Same situation with Amrit regarding my visits although the reason for not returning is different: I, along with Saran and Joyti, felt that the teachers were very uncooperative and not willing to be involved in the lessons with us. I have to say, however, that the woman math's teacher and the new English teacher were completely against this trend. I was concerned that while walking around the school, without teachers, a number of classes were without a teacher or any work set while the teachers sat around in the office. Also teachers often went to lessons late and left early. I feel that with some training on management this could be improved but the training would need to be delivered to the teachers not the head teacher, who just was not there while we were and did not seem to know much about what was happening in the school when I spoke to him in the evenings – it wasn't a language barrier either as I had two translators. 


The building construction here has started again with the added involvement of villagers who have offered their time for free. Therefore, as it is only the room and plastering that needs to be done to complete the classrooms that should be finished over the summer, so I am told. The shops also now all have people who wish to occupy them, although when they will is unknown. I assume the old building will be knocked down and the toilets built soon after the classrooms are completed. Tulsi, the head teacher, has really taken on board the training and is trailing different techniques. All the rooms now have some variety of display which promotes learning and she is busy making various learning posters and items out of natural materials. Some of these are great and I feel that it would be very helpful, both for other schools and her confidence, if she could share her ideas/resources at a training session, especially as they all use natural materials. I'm concerned with how often Dhan Bdr has days off to visit schools with Mahendra, it is good if he is involved in the charity, as it would then not all be on Mahendra, but the children are missing out on their English lessons when he is away as there is no other English teacher. 

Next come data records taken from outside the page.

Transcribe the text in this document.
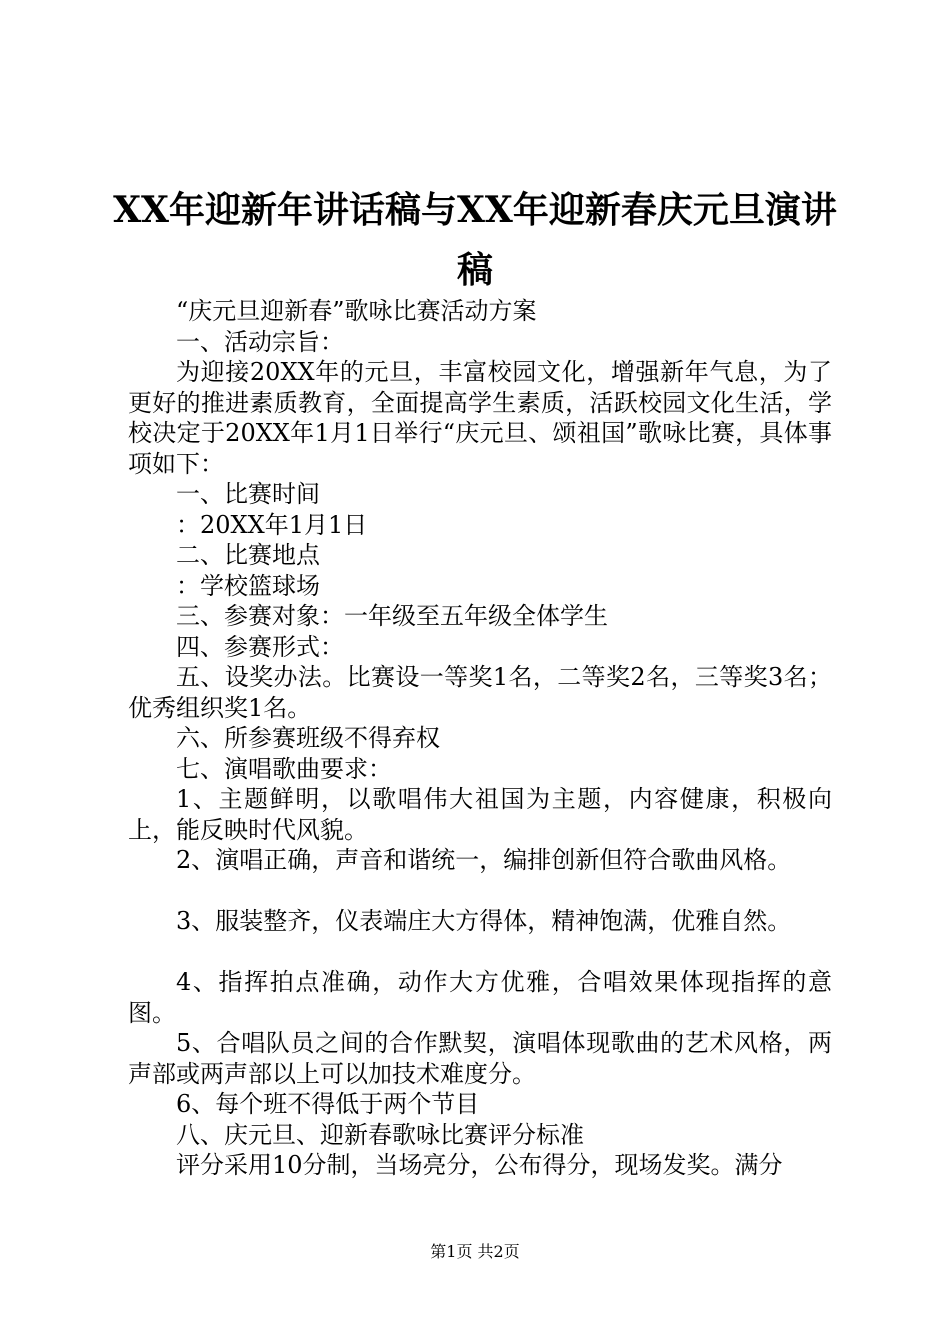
XX年迎新年讲话稿与XX年迎新春庆元旦演讲稿

“庆元旦迎新春”歌咏比赛活动方案

一、活动宗旨：

为迎接20XX年的元旦，丰富校园文化，增强新年气息，为了更好的推进素质教育，全面提高学生素质，活跃校园文化生活，学校决定于20XX年1月1日举行“庆元旦、颂祖国”歌咏比赛，具体事项如下：

一、比赛时间

：20XX年1月1日

二、比赛地点

：学校篮球场

三、参赛对象：一年级至五年级全体学生

四、参赛形式：

五、设奖办法。比赛设一等奖1名，二等奖2名，三等奖3名；优秀组织奖1名。

六、所参赛班级不得弃权

七、演唱歌曲要求：

1、主题鲜明，以歌唱伟大祖国为主题，内容健康，积极向上，能反映时代风貌。

2、演唱正确，声音和谐统一，编排创新但符合歌曲风格。

3、服装整齐，仪表端庄大方得体，精神饱满，优雅自然。

4、指挥拍点准确，动作大方优雅，合唱效果体现指挥的意图。

5、合唱队员之间的合作默契，演唱体现歌曲的艺术风格，两声部或两声部以上可以加技术难度分。

6、每个班不得低于两个节目

八、庆元旦、迎新春歌咏比赛评分标准

评分采用10分制，当场亮分，公布得分，现场发奖。满分

第1页 共2页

This is another great school, again I think down to it being a higher secondary, therefore, the teachers have more opportunity to talk to others and share ideas. They have just finished two new classrooms and are about to start another two, this will mean that every year group has a large, well lit room. The don’t have the full funding yet but have enough to get about half way by which time they hope to have raised more cash. I know all the teachers here are eager to improve and would love to attend any training. They also love having visitors here; I think I am the only non-Nepali person that has visited so far. I understand that it takes a full day to travel to but whoever goes to Nepal next year should take a trip here to see the school and to spend some time hiking around the hills. The teachers here have a very good out school relationship with the children, they have a kind of after-school club, some children stay after school and play on the grounds/do homework while the teachers have their after school meeting. They also hold regular volleyball matches both in the village and with the surrounding villages. This could be an idea for something for the school to share with others at training on the notion of after school care/support


This school really does appear to be doing fine without much help, the teachers are all very committed, the buildings are good, they have adequate resources and are always looking to improve – they are actually just about to introduce +2 free of charge. Obviously it would help if they could come to training but due to distance and cost, I feel it would be infeasible. 

Overall it is the primary schools which need the most support, I think down to the fact that in secondary schools there are a lot more teachers who can offer advice and ideas and more than one teacher for each subject.